生活樂子
Alley 193, No. 25, Senlin 3rd Rd
高雄市苓雅區林森三路193巷25號
(07)336-1122
Monday-Sunday
11:00am-1:30am
website: http://072011131.tw.tranews.com/
English friendly: probably
vegetarian friendly: yes
average cost: 150-200NTD
"How did I end up here again?" you ask yourself as you walk into yet another blandly cozy Taiwanese Italian restaurant, "Why is it that my Taiwanese friends only want to take me to eat white people food? Could it be--" Best not to think too much on it.
The actual conversation had that day:
"Where are we going?"
"Italian food!"
"...Oh."
"What, you don't like Italian food?"
"No, I just... think most Taiwanese Italian food... is perhaps... not very good."
"Pfft, what, you want to eat Chinese food?"
"... :("
So here you are, the possibly famous "Happy Life" (perhaps more accurately translated as "Life's Pleasures" but they didn't exactly ask you did they?), tucked inside the Xinjuejiang Shopping Area. "Ah," you think, when you're done with your pasta maybe you can buy a pair of shoes or something. As if they'll have anything in your size, you monstrous foreign devil!
The menu is even more gigantic than the last time around. This shouldn't make you angry but somehow it does. The entire left side is different types of tea/coffee/milkshakes etc., undoubtedly because this establishment doubles as a quaint afternoon tea spot. You can order a set meal or a single pasta dish of your choice, in which case your drink will be half-off. Though at 150NTD for a pot of tea it should probably be half-off anyway.

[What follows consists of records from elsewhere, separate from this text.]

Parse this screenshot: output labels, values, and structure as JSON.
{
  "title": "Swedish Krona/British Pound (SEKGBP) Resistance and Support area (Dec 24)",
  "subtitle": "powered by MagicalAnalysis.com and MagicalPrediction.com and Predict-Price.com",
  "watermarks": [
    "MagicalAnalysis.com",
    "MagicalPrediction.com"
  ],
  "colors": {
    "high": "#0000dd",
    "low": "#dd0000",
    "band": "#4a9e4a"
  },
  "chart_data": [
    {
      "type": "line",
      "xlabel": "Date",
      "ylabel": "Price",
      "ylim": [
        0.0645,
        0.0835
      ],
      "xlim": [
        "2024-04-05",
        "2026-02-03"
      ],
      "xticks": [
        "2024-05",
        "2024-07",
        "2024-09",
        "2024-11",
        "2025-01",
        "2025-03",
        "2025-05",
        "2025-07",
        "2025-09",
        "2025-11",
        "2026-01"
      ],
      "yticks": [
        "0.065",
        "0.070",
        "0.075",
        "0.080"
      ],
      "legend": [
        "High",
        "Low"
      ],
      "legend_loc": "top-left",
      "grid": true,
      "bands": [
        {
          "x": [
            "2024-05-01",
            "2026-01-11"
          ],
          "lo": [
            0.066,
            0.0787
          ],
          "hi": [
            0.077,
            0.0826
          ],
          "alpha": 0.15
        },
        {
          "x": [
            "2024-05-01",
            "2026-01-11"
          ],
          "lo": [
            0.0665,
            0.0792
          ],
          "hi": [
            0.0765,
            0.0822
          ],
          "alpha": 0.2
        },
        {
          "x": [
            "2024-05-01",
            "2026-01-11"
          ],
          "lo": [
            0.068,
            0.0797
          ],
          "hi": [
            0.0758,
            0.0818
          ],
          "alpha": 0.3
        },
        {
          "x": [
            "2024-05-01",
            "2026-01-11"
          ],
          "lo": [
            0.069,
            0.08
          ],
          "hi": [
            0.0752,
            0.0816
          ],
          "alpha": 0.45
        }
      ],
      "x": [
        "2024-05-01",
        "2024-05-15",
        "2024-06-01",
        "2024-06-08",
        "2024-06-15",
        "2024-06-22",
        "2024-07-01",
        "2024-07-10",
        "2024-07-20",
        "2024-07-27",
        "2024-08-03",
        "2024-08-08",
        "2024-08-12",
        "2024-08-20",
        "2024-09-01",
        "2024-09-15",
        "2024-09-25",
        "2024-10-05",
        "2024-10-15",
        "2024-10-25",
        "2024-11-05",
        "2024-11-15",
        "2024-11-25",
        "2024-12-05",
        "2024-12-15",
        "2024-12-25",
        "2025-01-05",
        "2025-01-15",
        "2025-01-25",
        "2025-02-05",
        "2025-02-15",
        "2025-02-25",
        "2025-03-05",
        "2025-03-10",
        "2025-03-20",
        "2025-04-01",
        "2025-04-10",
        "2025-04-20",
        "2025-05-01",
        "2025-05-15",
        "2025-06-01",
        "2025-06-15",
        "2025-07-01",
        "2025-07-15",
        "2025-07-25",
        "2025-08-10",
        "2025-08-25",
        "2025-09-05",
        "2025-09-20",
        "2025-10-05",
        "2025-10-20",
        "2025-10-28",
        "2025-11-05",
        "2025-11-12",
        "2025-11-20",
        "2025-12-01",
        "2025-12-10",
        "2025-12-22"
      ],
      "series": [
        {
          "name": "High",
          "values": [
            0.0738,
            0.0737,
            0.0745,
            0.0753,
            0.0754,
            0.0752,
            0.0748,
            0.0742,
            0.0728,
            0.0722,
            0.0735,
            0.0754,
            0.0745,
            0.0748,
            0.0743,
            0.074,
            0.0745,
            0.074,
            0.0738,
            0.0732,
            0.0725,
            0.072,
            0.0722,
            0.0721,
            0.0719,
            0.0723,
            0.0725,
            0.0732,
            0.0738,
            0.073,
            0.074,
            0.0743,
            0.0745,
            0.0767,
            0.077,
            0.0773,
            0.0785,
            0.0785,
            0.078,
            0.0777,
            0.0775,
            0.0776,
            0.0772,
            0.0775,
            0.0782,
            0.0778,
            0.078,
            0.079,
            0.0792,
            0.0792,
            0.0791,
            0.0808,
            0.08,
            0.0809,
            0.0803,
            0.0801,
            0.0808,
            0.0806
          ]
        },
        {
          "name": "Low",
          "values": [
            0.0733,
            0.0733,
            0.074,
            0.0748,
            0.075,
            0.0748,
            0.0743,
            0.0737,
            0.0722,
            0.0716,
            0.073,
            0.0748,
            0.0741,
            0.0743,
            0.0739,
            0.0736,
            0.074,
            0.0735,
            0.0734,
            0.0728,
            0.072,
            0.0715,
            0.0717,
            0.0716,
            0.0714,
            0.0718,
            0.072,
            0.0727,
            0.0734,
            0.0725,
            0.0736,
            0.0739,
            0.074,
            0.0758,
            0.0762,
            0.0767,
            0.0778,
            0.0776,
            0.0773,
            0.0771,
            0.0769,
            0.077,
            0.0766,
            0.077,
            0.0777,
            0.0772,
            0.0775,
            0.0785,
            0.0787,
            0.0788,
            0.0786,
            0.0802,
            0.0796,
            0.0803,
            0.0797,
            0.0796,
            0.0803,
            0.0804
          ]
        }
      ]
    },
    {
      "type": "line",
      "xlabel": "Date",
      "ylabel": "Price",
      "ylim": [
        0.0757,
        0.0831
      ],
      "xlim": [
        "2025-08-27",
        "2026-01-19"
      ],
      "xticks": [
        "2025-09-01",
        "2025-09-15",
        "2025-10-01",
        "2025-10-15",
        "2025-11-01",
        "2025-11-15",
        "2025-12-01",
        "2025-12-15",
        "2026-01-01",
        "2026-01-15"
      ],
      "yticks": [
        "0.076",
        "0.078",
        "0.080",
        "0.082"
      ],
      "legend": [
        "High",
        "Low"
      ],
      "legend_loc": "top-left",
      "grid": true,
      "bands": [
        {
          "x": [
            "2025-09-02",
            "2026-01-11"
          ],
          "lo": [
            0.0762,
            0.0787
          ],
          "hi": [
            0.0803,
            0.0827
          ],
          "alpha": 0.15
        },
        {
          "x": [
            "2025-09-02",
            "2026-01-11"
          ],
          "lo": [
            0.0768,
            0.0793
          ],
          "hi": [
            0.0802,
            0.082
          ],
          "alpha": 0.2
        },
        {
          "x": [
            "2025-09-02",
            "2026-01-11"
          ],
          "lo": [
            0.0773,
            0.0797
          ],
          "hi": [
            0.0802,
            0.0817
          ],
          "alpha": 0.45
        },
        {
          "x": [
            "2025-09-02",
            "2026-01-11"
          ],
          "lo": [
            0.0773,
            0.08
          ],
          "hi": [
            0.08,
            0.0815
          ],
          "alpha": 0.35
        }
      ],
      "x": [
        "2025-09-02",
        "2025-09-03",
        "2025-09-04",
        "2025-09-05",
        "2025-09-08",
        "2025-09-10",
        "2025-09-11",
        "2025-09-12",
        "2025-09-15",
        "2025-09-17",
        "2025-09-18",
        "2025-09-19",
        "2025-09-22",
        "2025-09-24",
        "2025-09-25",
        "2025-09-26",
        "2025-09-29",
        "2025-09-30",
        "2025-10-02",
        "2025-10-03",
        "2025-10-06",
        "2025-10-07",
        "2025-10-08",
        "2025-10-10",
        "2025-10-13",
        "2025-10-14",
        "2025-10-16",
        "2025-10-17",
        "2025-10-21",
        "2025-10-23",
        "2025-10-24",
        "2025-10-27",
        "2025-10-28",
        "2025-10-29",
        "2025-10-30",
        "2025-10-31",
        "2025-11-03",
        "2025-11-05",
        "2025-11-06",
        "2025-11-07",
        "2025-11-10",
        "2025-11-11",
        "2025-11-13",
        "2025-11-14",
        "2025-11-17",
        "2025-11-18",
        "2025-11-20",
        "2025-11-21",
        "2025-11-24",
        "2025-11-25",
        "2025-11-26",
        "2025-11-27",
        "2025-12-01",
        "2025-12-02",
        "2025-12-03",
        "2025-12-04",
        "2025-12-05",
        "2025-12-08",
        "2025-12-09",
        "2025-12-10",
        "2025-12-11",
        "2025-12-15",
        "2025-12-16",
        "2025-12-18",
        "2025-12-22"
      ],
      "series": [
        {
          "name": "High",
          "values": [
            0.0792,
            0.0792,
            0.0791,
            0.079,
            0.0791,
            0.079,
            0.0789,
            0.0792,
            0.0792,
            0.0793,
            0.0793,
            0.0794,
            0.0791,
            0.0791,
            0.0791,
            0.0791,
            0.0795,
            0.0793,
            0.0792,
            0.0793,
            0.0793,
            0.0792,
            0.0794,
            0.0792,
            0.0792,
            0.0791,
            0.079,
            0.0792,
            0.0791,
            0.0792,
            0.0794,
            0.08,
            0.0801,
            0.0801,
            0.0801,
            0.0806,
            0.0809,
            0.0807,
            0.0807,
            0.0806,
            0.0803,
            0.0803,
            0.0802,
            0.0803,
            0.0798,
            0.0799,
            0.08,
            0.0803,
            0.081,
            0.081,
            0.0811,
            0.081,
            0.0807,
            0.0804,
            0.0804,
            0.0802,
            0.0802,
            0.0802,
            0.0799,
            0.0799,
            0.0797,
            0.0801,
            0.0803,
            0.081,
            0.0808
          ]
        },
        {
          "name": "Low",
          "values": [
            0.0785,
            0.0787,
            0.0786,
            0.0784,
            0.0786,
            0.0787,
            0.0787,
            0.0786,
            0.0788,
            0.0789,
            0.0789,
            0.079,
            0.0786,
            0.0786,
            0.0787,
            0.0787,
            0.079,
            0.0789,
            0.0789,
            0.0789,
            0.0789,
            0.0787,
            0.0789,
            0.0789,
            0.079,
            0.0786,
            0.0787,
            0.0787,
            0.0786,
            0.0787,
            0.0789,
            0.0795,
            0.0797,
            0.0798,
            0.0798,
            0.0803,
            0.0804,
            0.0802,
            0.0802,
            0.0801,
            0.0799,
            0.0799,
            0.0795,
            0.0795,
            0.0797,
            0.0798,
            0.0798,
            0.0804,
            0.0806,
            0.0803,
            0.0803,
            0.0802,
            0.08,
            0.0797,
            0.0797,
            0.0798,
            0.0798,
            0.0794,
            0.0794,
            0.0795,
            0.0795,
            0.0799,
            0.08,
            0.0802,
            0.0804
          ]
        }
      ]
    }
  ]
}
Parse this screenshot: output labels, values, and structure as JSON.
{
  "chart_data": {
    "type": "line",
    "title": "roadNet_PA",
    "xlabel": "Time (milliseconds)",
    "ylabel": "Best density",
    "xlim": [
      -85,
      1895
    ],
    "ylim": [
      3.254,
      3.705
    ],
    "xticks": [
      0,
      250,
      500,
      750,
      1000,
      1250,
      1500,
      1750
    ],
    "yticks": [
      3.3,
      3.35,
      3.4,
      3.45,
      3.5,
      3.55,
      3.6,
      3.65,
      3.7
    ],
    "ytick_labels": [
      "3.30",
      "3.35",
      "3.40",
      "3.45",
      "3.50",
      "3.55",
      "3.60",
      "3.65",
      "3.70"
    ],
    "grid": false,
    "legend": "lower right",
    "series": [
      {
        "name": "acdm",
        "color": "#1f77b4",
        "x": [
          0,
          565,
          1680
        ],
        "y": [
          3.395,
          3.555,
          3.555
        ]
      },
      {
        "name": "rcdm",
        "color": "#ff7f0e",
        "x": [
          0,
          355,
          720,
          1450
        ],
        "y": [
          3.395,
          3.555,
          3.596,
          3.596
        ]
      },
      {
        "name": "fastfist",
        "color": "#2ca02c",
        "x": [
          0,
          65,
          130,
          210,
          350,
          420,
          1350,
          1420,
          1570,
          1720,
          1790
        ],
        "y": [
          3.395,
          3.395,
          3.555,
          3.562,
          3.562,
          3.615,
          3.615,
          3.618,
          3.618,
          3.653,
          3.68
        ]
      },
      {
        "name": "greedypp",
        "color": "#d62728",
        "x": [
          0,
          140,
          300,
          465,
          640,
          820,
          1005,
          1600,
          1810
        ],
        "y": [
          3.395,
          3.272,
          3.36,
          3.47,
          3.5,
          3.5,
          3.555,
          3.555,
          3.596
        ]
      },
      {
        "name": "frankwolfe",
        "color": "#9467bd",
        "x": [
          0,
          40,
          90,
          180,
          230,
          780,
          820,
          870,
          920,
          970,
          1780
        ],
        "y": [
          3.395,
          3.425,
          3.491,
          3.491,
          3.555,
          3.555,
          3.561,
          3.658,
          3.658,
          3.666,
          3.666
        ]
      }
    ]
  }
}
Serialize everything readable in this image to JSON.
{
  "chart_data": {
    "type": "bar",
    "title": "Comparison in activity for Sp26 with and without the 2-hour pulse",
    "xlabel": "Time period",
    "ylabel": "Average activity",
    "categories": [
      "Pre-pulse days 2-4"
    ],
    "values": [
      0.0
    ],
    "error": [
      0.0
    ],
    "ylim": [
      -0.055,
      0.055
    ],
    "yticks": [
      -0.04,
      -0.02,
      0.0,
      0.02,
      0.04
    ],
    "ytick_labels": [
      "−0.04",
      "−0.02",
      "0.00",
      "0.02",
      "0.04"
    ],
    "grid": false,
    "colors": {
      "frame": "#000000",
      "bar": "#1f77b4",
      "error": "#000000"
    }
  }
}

Your friend orders a latte but you don't try it because when you drink coffee in the evening you'll have trouble falling asleep. You secretly believe that everyone is as sensitive to caffeine as you are, but most haven't figured it out yet. If you had one NTD for each of your friends with mysterious "insomnia"...
"People should take responsibility for their own lives," you reflect, as you sip slowly on a steaming cup of lavender tea. The smell is incredibly soothing, the taste sort of like chewing on a sack of lavender.
In retrospect, of course, that is essentially what it is. You have regrets.
The restaurant sells everything from waffles to sandwiches to "Italian pasta", but apparently is most famous for its "Italian hot pot" (you have yet to figure out what's exactly Italian about the whole thing) and its 焗烤, which you originally translated as "pasta au gratin" but are increasingly convinced has no accurate English translation at all, possibly because it is not an actual Italian dish.
After a time spent gazing bleakly at the menu, you decide to get something au gratin. You narrow in on the cheddar seafood row, and finally check the "pasta" box, instead of getting it over rice or whatever other thousand things they have hiding in their kitchens. If you got it over rice it would probably be some approximation of a risotto, the same way the washed out, earth-toned paintings of children/other baby animals frolicking on the walls roughly approximate a rundown European motel room.
Your pasta arrives complete with two clams, one shrimp, a piece of broccoli and one neatly hidden sliver of imitation crab which you initially mistake for a carrot, all of them for some reason occupying the same side of the dish. It looks a little sad, but the flavor is legitimately good. If you put that much cheese on top of a potted plant it would be good, and good it is. The pasta is not as unnervingly firm as you're used to, which is a plus.
For some reason you also get a free cup of "soup," which is so watery and salty and swimming with seaweed that you sort of suspect it was directly scooped from the ocean. You secretly love it. You purposefully neglect to take a clear photograph.
Your friend orders spicy chicken but is disappointed by the level of spice, which for a Taiwanese person is saying something.
Would you recommend this restaurant to others? Probably. After all, not everyone has as much of a prejudice against Taiwanese Italian restaurants as you do. If nothing else it *was* relatively cheap--around 330NTD for two dishes of pasta and two drinks.
And yet the very thought of having to revisit this place in your mind at some later point depresses you. It is not a bad restaurant, it really isn't. It's just so... obvious. Everything from the potted plants to the second floor balcony seating. The Taiwanese dream of European style. Happy life.
"Cultural voyeurism," you nod to yourself, and as you exit the restaurant and stumble upon a scallion pancake stall right outside, you sigh and think about what could have been.